Outside space(run) needs to be a minimum of 4 square feet for each hen, ‘Larger is always better for your chickens health and welfare. {Run length X width = run size in square feet.}

Need a chicken coop? Think small, cheap and easy to build. Best rule of thumb is you will need a minimum of 2 square feet of floor space for each chicken. A four(4) foot square chicken coop will house 6 to 8 chickens with ease. If your lucky you can find enough materials free of charge to build a 4 by 4 foot or maybe as large as 4 by 8 foot (1 sheet of plywood) coop. Check with your friends and neighbors, ask around at construction sites for free ‘scrap lumber.

Home made chicken coop

Home made chicken coop

Salvage and recycle old wood fencing. It seems that someone is always replacing wood fence panels and has a need to dispose of the old panels. Wood fence panels are about 8 feet long and 6 feet tall containing two or three 8 foot long 2X4’s. If your willing to invest a little time and effort this project will cost almost no out of pocket cash to build.
Tools needed are few. A measuring tape, claw hammer, hand saw or power circle saw and a pound or 2 of 8 and 16 penny nails. Enlist the help of friends and neighbors, make it a fun to do project.

Portable chicken coop

Portable chicken coop

If your yard does not have shaded area(s) this coop is enclosed on 3 sides at the bottom, 18 to 24 inches off the ground to provide a shaded area for your chickens during the heat of summer. Without shade in high heat chickens can overheat and die. Keep in mind that it’s construction must provide you with easy access to gather eggs and to clean out old litter as needed. The picture is labeled as ‘portable coop’ but in all truth, it would not be easy to move this coop around without a lot of help.
A solid built coop is very important in keeping your flock safe from bad weather and predators. People are not the only animal that likes chicks, chicken and eggs!

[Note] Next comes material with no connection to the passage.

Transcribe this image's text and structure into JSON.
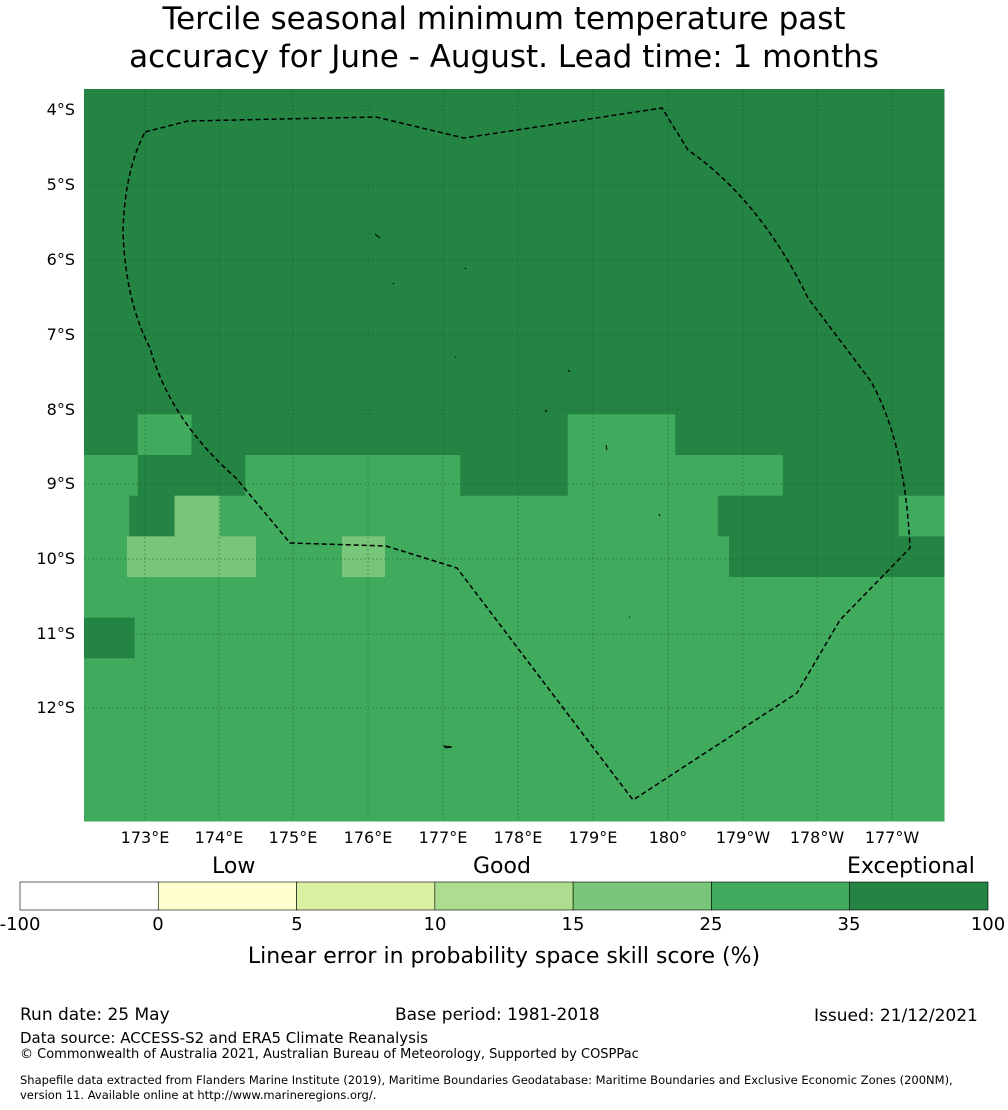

Consider recycling an old unused garage or storage shed into a coop. I often see cheap made, light weight storage sheds being given away by people simply to get them out of their yard. They are light weight and would make excellent chicken coops with the addition of a few ground anchors, nest boxes and a roosting perch.

Simple chicken coop design

Simple chicken coop design

This picture is of poor quality but item (A) is a roosting platform board 18 inches off the floor, wide enough to prevent roosting chickens from soiling your nest boxes with their droppings. (B) is a roosting perch 4 to 6 inches above the board platform. Allow at least 9 inches of roost perch space for each chicken in your flock and (C) is 1 or more nest boxes located underneath the roost platform board.  Remember when constructing you nest boxes to build them so it will be easy for you to remove old nest box litter and refill with clean nesting litter materials such as saw shavings, straw or grass hay. Clean nest box litter will aid greatly in keeping your eggs from becoming soiled making egg cleaning much easier.

Chicken coop with attached wire covered outdoor run.

Chicken coop with attached wire covered outdoor run.

This is an example of a small simple chicken coop with an attached wire covered run to house your chickens as well as protect them from predators. Your yard, with or without fencing and your chicken flock size and available building materials will dictate what type of chicken coop best fits your needs. Happy stress free chickens will produce many eggs for many months for you and your family.

Think healthy food before you snack. Eat healthy.